Os estudantes da Universidade de Pinar del Río ficaram privados de demonstrar seu talento no mais alto nível, apesar de ganhar o direito de assistir à competição após conseguir a segunda colocação no concurso regional.

Levando em conta que na história destes eventos nunca se negou a participação em uma final de um time, a direção-geral do ACM ICPC, em nível mundial, esta valorizando a possibilidade de classificar de forma direta o time sUrPRise, ao evento de 2018, que terá sua sede em Pequim, China. Caso obter a licença seria a primeira vez que coisa semelhante acontecer.

CUBA NA PROGRAMAÇÃO COMPETITIVA

O certame internacional universitário de programação competitiva da ACM é o mais prestigiado e antigo de seu tipo, na qual participam jovens do mundo todo.

O certame reúne os maiores talentos deste ramo. Neste ano, Dakota do Sul teve a representação de 44 países de todos os continentes, para pôr em prática seus conhecimentos e inteligência.

Neste evento anual participam milhares de times de universidades, integrados cada um por um treinador e três estudantes de pré-grau, os quais em um tempo de quatro horas devem resolver problemas matemáticos de alta complexidade.

A participação de Cuba nestes certames começou em 2009, então — segundo informou a Universidade de Havana, após conhecer que negaram o visto aos estudantes de Pinar del Río — uma equipe da Ilha esteve, pela primeira vez, na final regional e classificou para o certame mundial, realizado em 2010.

Nos anos posteriores, a Ilha maior das Antilhas se tornou líder na região do Caribe, conseguindo seis meda-lhas de ouro, sete de prata e igual número de bronze nas finais regionais, além de excelentes resultados nos acampamentos caribenhos de treino relacionados com a programação competitiva.  

Esta atuação prestigia o nível acadêmico das universidades cubanas e o potencial dos cientistas jovens que estudam em suas salas de aula. Para a final deste ano Cuba classificou duas equipes: a sUrPRise, da Universidade de Pinar del Río; e a UH++, da Universidade de Havana. Ambos os times conseguiram se classificar em nível provincial, nacional e regional.

MAIS E MAIS UNIVERSIDADE DE HAVANA

Neste ano, pela primeira vez na história da final regional, uma equipe do Caribe teve atuação perfeita, já que resolveu completamente o conjunto de exercícios, para se tornar campeões da região do Caribe e da América La-tina.

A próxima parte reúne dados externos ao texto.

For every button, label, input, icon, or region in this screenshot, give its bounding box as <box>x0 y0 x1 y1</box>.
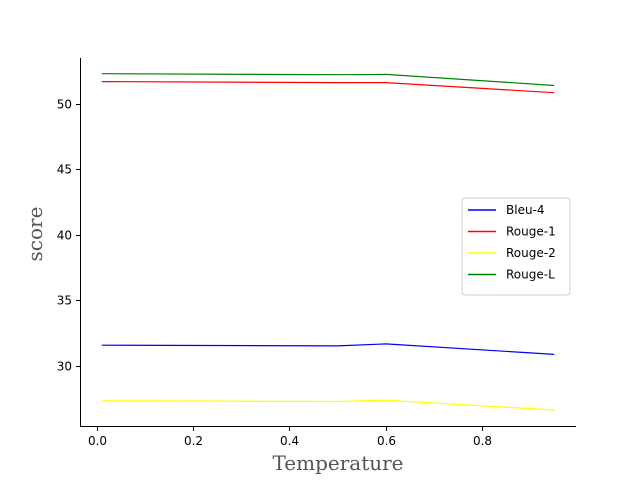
y-ticks: 30 35 40 45 50 <box>57 98 80 374</box>
y-tick-label: 30 <box>57 360 72 374</box>
legend-label-bleu-4: Bleu-4 <box>506 203 545 217</box>
x-tick-label: 0.4 <box>280 434 299 448</box>
legend: Bleu-4 Rouge-1 Rouge-2 Rouge-L <box>461 197 571 296</box>
axes <box>80 58 576 427</box>
x-axis-title: Temperature <box>272 451 403 475</box>
x-tick-label: 0.8 <box>473 434 492 448</box>
x-ticks: 0.0 0.2 0.4 0.6 0.8 <box>88 427 492 448</box>
y-tick-label: 45 <box>57 163 72 177</box>
legend-label-rouge-2: Rouge-2 <box>506 246 556 260</box>
y-tick-label: 35 <box>57 294 72 308</box>
y-tick-label: 40 <box>57 229 72 243</box>
legend-label-rouge-1: Rouge-1 <box>506 225 556 239</box>
series-line-rouge-l <box>101 73 555 87</box>
series-lines <box>101 73 555 411</box>
series-line-bleu-4 <box>101 343 555 355</box>
series-line-rouge-1 <box>101 81 555 94</box>
legend-frame <box>461 197 571 296</box>
x-tick-label: 0.0 <box>88 434 107 448</box>
x-tick-label: 0.6 <box>377 434 396 448</box>
y-axis-title: score <box>23 207 47 262</box>
x-tick-label: 0.2 <box>184 434 203 448</box>
legend-label-rouge-l: Rouge-L <box>506 268 555 282</box>
y-tick-label: 50 <box>57 98 72 112</box>
series-line-rouge-2 <box>101 399 555 411</box>
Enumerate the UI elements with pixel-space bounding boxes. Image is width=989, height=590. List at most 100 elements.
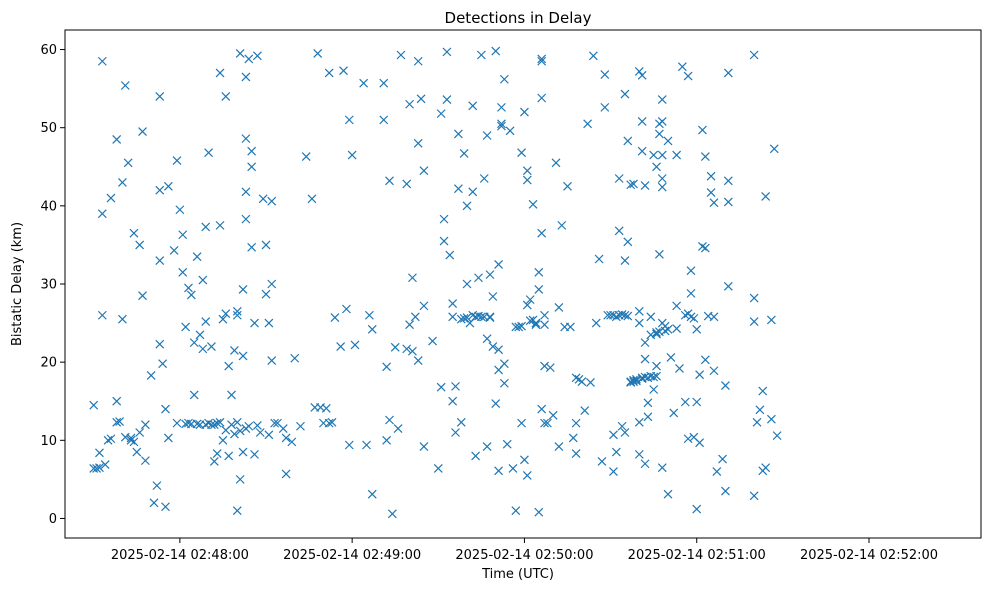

Tal mérito é dos membros da equipe UH++, da Universidade de Havana, formado por Marcelo Fornet Fornés, Ariel Cruz Cruz, Eloy Pérez Torres, e o mestre em Ciências Alfredo Somoza Moreno (treinador).

O time UH++ no concurso regional de novembro passado conseguiu a primeira colocação da América Latina e o Caribe, sendo o único em resolver os dez problemas selecionados pelo júri. Este destacado resultado colocou Cuba em primeiro nível em programação competitiva na região.

Marcelo Fornet Fornés, competidor cubano com melhores resultados nas finais caribenhas e estudante de quarto ano de Matemáticas na Universidade de Havana, antes de viajar para os Estados Unidos comentou sobre a decisão da qual foram vítimas os jovens do time sUrPRice.

«Nunca nós esperamos que algo como isso tenha acontecido. Surpreendeu-nos. Penso que chegar até esse nível é um mérito muito grande que conseguiram não só eles, mas também os times de todos os países do mundo e penso que é ruim a medida contra eles, mas fico alegre ao escutar que é possível que sejam recompensados como merecem em 2018».

Por seu lado o professor de Matemática Discreta da UH e treinador do UH++, mestre em Ciências, Alfredo Somoza Moreno, declarou ao semanário Granma Internacional: «É uma pena enorme. É muito triste. Usualmente o movimento ACM ICPC tem relações muito fortes. Eu esperava que funcionasse nesta ocasião, como fez em outros momentos, mas parece que desta vez não pôde ser. Realmente, para mim, resulta estarrecedora a negação do visto ao time todo. Eu acho que esta é a primeira vez».